I feel ashamed when
–I feel insecure and ask people to reassure me that I really am loved/loveable
–I write my own work (even this) instead of nurturing others
–I remember the big plans and assumption of success I had when I was a girl
–I curse in front of men
–I think about how I got my current job because the school where I teach wanted my husband, and I was a by-product of the transaction
–I promote my work
–a doctor tells me the weight chart shows me as “obese”
–I hope something good happens to me
–I explain to someone that I am not a first class academic citizen because I am not on the tenure track, so I teach more classes and make considerably less money than a “real professor”
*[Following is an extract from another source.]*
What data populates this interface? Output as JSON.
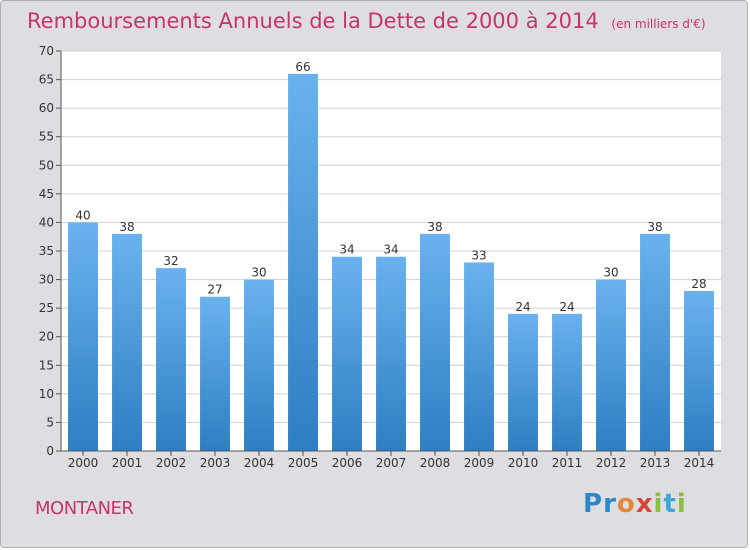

–I see my double chin in a photograph of myself
–I tell my lover exactly what I want him to do
–women start talking about fashion and clothes and I look down and realize I’m wearing my Target jeans and comfortable shoes
–I cannot make other people happy
–writers and editors can’t remember my name, even when I’m met them several times
I could go on, as, I think, most of us could. It is an awful thing, shame, and even worse when I look at the items on the list in a specific way. My core values include body acceptance, the acknowledgment that all bodies are beautiful and each of us is beautiful right now, as we are. So where’s that acceptance for myself? I also am a feminist, which makes it especially difficult to admit that I worry about my language when I’m around men; I want to be my authentic self whomever I’m with. Money, a prestigious job, fancy clothes? I care far more about people, time, poetry, nature, animals—the way our hearts connect with other hearts and with whatever larger things are out there.
I don’t want to feel ashamed. I don’t want any of you to, either. I want to know I’m a smokin’ hot, voluptuous, sensual woman; a fucking beautiful and smart writer; a teacher whose presence makes her students’ lives better and thereby improves the world; a tender-hearted lover of animals who creates tail-wagging-happiness with every touch of a dog’s furry chin; a human being who triumphs every day by just getting out of bed; a sensitive and vulnerable person who is—goddamn it—ALLOWED to ask for others to reassure and adore her, because this life is a hell of a hard thing for us all.
I don’t know how to overcome these feelings. Saying what I did in the above paragraph helps—studies show that you can re-route your brain through affirmations, for real. But we all have to fight the constraints put on us by culture, family, and ourselves. I believe that just saying it—sharing our feelings and thoughts, naked like this—is a vital part of the battle.